To be sure, there will be a live, marketplace for the first time in two years as well, done in an Arab style. “We’re modeling after a souk,” she says. “It’s an outdoor market with stalls and really beautiful items from our participants, so there’s food, everything from honey to chocolate and fair bird-friendly coffee, to wines from Sonoma county and all of our beautiful garments from the UAE and jewelry.
“It’s a smaller space, tightly curated and with some really beautiful products in all price ranges,” Motley says. “And if someone sees something big and they don’t want to carry it home, they could go to our online store and have it shipped.”
Food concessions are always popular at the festival, and this year, UAE traditional flavors will be available, alongside sustainably-sourced products to tie in with the Earth Optimism program.
‘It’s global flavors, but a lot of the sourcing is local. That was the idea: to mirror our conservation and creativity message,” Motley says. “We have food from the UAE and Emirati dishes, so the food will be lovely—a lot of grilled things, wonderful gelatos. Lots of nice cool drinks you can have on the Mall when it’s hot.”
And what about the weather? While there are contingencies for moving some evening events if it rains, it can be reliably hot during Washington summers.
“Everybody complains about the weather, but everybody comes out in the weather,” Motley says.
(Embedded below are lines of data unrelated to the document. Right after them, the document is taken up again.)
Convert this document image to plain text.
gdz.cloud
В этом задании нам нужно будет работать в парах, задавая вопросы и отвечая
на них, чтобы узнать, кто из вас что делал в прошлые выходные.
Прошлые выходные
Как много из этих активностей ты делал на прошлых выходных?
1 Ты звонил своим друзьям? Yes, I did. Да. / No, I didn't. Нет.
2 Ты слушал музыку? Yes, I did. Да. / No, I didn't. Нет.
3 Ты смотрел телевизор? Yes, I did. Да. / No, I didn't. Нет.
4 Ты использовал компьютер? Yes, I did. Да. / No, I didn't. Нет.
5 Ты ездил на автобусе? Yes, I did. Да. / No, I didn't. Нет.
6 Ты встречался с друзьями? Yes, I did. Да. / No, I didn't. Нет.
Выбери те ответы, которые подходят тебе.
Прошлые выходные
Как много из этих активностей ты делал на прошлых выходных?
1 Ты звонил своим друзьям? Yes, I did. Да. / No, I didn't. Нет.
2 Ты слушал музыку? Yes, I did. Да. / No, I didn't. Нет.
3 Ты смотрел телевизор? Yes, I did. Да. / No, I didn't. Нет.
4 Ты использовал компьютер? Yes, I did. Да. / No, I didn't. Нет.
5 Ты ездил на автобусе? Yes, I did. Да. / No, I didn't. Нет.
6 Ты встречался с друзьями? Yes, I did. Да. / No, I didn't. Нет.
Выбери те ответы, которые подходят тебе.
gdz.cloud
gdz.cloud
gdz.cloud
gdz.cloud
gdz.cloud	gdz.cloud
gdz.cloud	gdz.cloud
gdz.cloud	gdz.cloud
Annual attendance estimates were about 700,000 before the pandemic.
Clearly, summer doesn’t scare people away, she says.
“There’s something about that connection with the Fourth of July, and having this cultural moment on the National Mall that speaks to the American character, or what I hope is in our character.”
The Smithsonian Folklife Festival will be held June 22-27 and June 30-July 4, 2022 on the National Mall in Washington, D.C. It kicks off with an evening concert June 22. Daytime programming begins June 23. Hours are generally 11 a.m. to 6 p.m. with evening concerts and special presentations starting at 6:30 p.m. All events are free and open to the public. More information and schedules can be found here.